L’angolo di visuale dal quale bisogna guardare è quello degli interessi coinvolti:
il soddisfacimento di un determinato interesse è per la norma giuridica
l’elemento teleologico, il fine verso il quale essa tende. Ed è, di conseguenza,
l’elemento razionalizzante, quello che orienta i destinatari della stessa. Quando il
legislatore disciplina una determinata fattispecie, molti sono gli interessi che
sono astrattamente coinvolti e spesso tra loro contrastanti, nel senso che il
soddisfacimento di uno comporta il mancato soddisfacimento dell’altro. Qui il
legislatore compie la sua attività (di natura puramente politica) di bilanciare i
vari interessi coinvolti e di decidere a quale dare rilevanza giuridica,
finalizzandovi quindi la norma.
Nell’ordinamento privatistico il legislatore ricorre allo schema di produzione di
effetti giuridici norma – fatto – potere sull’ an – accertamento giudiziale – effetto
quando sussistono due situazioni: nella fattispecie sono presenti interessi di
natura pubblicistica (i c.d. “interessi generali” secondo la dottrina pubblicistica
più moderna) ovvero vi sono interessi che fanno capo ad altri soggetti
dell’ordinamento diversi dal titolare della posizione giuridica soggettiva di
riferimento.
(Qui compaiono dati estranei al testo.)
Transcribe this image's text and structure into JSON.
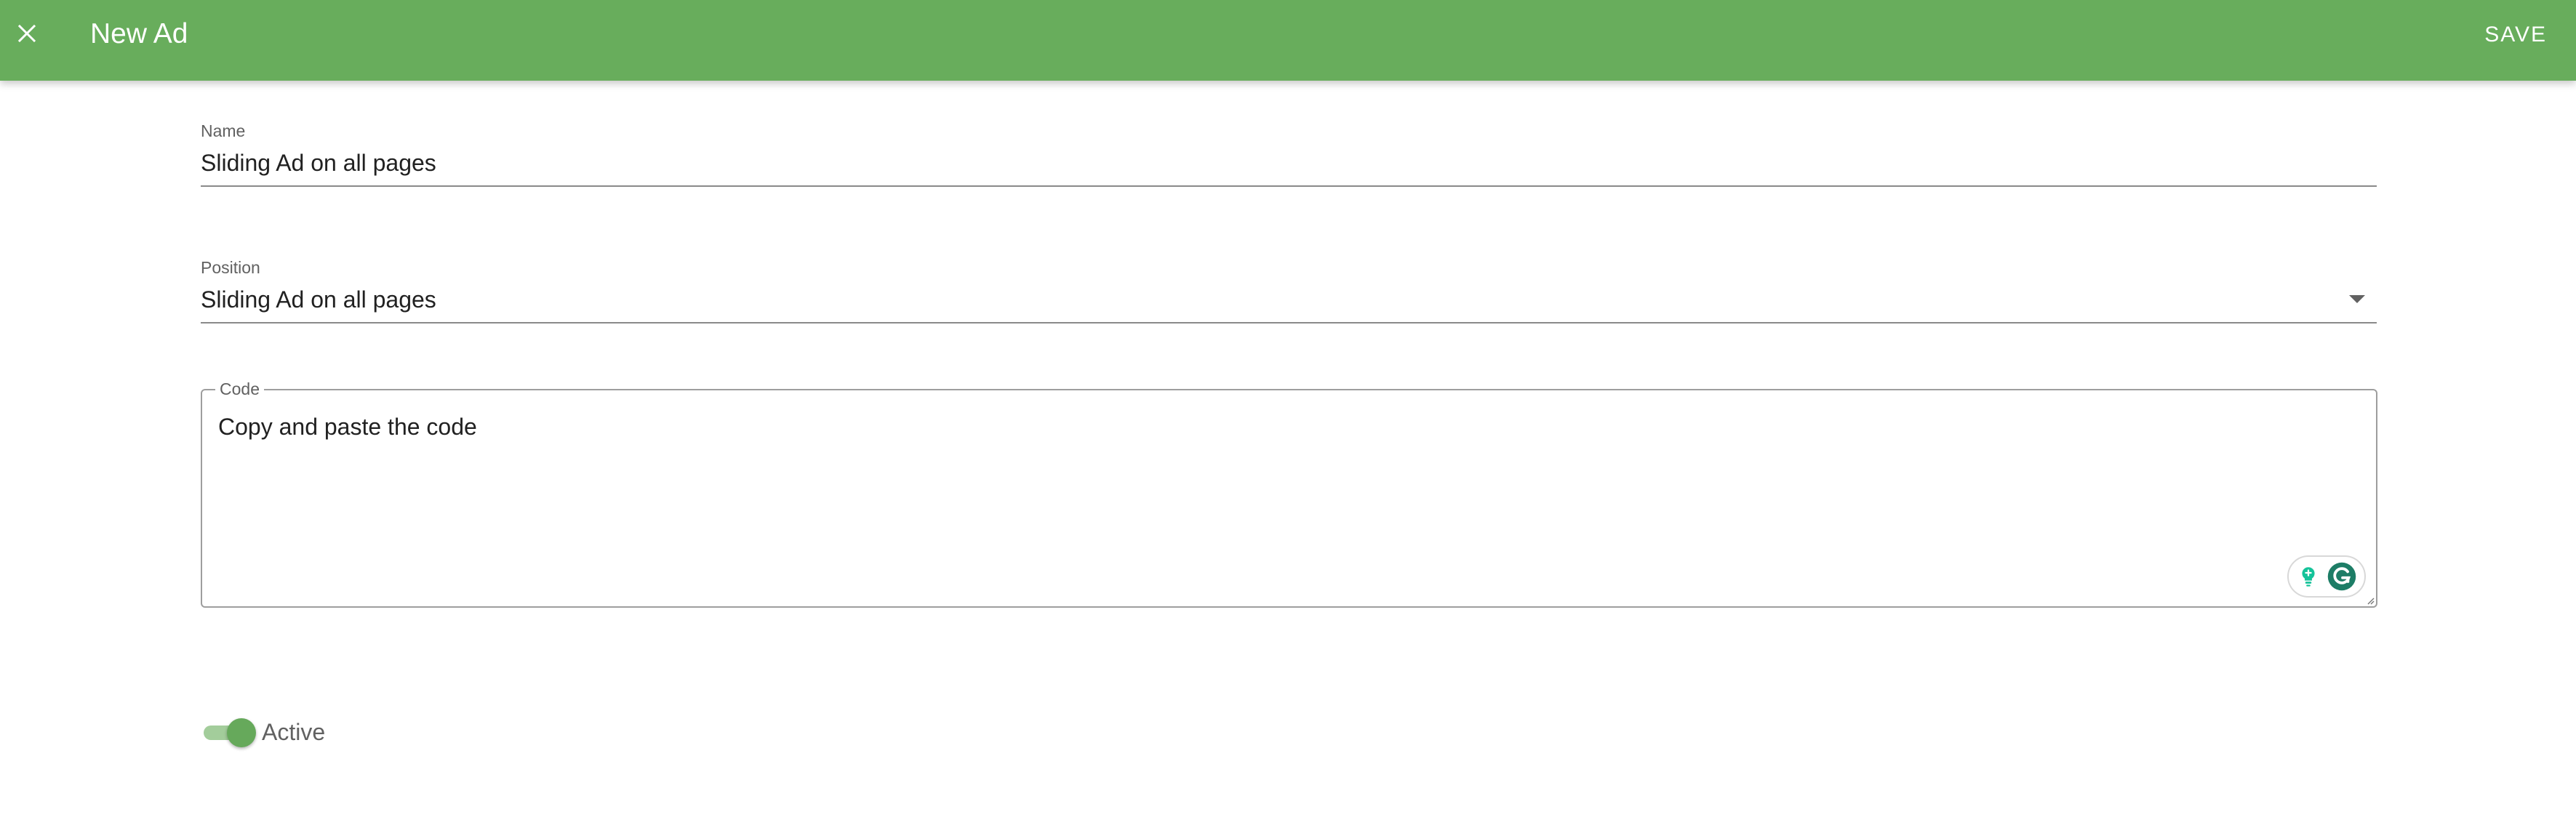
{
  "app_bar": {
    "title": "New Ad",
    "save_label": "SAVE",
    "close_icon": "close-icon",
    "background_color": "#68ad5c"
  },
  "form": {
    "name": {
      "label": "Name",
      "value": "Sliding Ad on all pages"
    },
    "position": {
      "label": "Position",
      "value": "Sliding Ad on all pages",
      "icon": "chevron-down-icon"
    },
    "code": {
      "label": "Code",
      "value": "Copy and paste the code"
    },
    "active": {
      "label": "Active",
      "checked": true
    }
  },
  "grammarly_widget": {
    "icons": [
      "lightbulb-icon",
      "grammarly-icon"
    ],
    "accent_color": "#15c39a"
  }
}
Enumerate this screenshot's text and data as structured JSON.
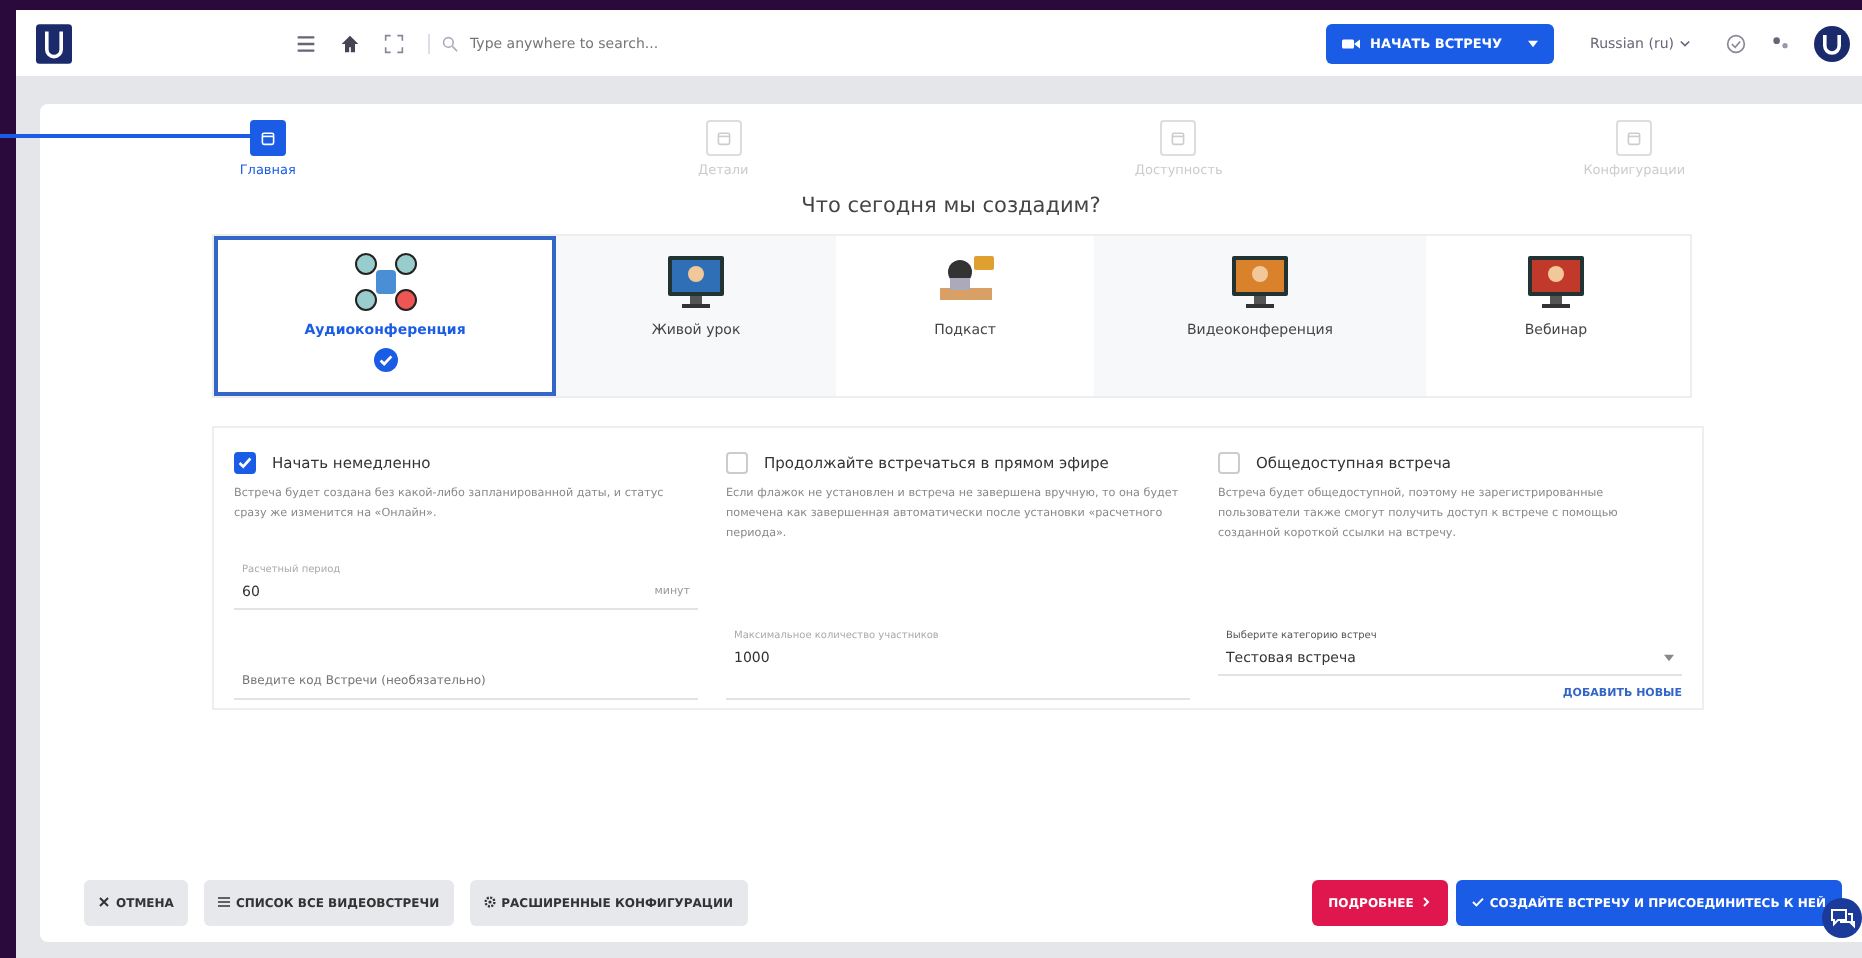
{
  "topbar": {
    "search": {
      "placeholder": "Type anywhere to search..."
    },
    "start_button": "НАЧАТЬ ВСТРЕЧУ",
    "language": "Russian (ru)"
  },
  "steps": [
    {
      "label": "Главная",
      "selected": true
    },
    {
      "label": "Детали",
      "selected": false
    },
    {
      "label": "Доступность",
      "selected": false
    },
    {
      "label": "Конфигурации",
      "selected": false
    }
  ],
  "heading": "Что сегодня мы создадим?",
  "meeting_types": [
    {
      "label": "Аудиоконференция",
      "kind": "audio",
      "selected": true
    },
    {
      "label": "Живой урок",
      "kind": "lesson",
      "selected": false
    },
    {
      "label": "Подкаст",
      "kind": "podcast",
      "selected": false
    },
    {
      "label": "Видеоконференция",
      "kind": "video",
      "selected": false
    },
    {
      "label": "Вебинар",
      "kind": "webinar",
      "selected": false
    }
  ],
  "options": [
    {
      "label": "Начать немедленно",
      "checked": true,
      "description": "Встреча будет создана без какой-либо запланированной даты, и статус сразу же изменится на «Онлайн»."
    },
    {
      "label": "Продолжайте встречаться в прямом эфире",
      "checked": false,
      "description": "Если флажок не установлен и встреча не завершена вручную, то она будет помечена как завершенная автоматически после установки «расчетного периода»."
    },
    {
      "label": "Общедоступная встреча",
      "checked": false,
      "description": "Встреча будет общедоступной, поэтому не зарегистрированные пользователи также смогут получить доступ к встрече с помощью созданной короткой ссылки на встречу."
    }
  ],
  "duration": {
    "label": "Расчетный период",
    "value": "60",
    "unit": "минут"
  },
  "code_field": {
    "placeholder": "Введите код Встречи (необязательно)"
  },
  "max_participants": {
    "label": "Максимальное количество участников",
    "value": "1000"
  },
  "category": {
    "label": "Выберите категорию встреч",
    "value": "Тестовая встреча",
    "add_link": "ДОБАВИТЬ НОВЫЕ"
  },
  "footer": {
    "cancel": "ОТМЕНА",
    "list": "СПИСОК ВСЕ ВИДЕОВСТРЕЧИ",
    "advanced": "РАСШИРЕННЫЕ КОНФИГУРАЦИИ",
    "more": "ПОДРОБНЕЕ",
    "create": "СОЗДАЙТЕ ВСТРЕЧУ И ПРИСОЕДИНИТЕСЬ К НЕЙ"
  }
}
Tipico esempio del primo caso è l’art. 833 c.c. così come
interpretato e reso vivo dalla dottrina e giurisprudenza, per il quale l’interesse
che rileva non è tanto quello del non ricevere molestia a causa di atti emulativi
del proprietario, quanto quello dell’intero ordinamento giuridico che non si
abusi del proprio diritto. Esempio, invece, del secondo tipo è la responsabilità
genitoriale, posizione giuridica soggettiva attiva in capo al genitore che
coinvolge, però, l’interesse del minore.
Ebbene, sia nella separazione che nello scioglimento del matrimonio, la
disciplina dettata dal legislatore del 1942 prima e del 1970 poi, era tale per cui
gli interessi, che venivano in rilievo, non erano esclusivamente quelli dei coniugi
a separarsi o divorziare, ma vi era un ulteriore e preminente interesse
pubblicistico di controllo su tutte quelle situazioni che portavano allo
sgretolamento del vincolo matrimoniale. Tutto ciò era spiegabile grazie al ruolo
che la famiglia fondata sul matrimonio ha da sempre svolto nella nostra società,
ossia quella di un forte collante sociale, sul quale si fonda il nucleo essenziale
della società e conseguentemente lo Stato, inteso nella sua accezione di Stato –
Comunità, così come si evince dall’art. 29 Cost.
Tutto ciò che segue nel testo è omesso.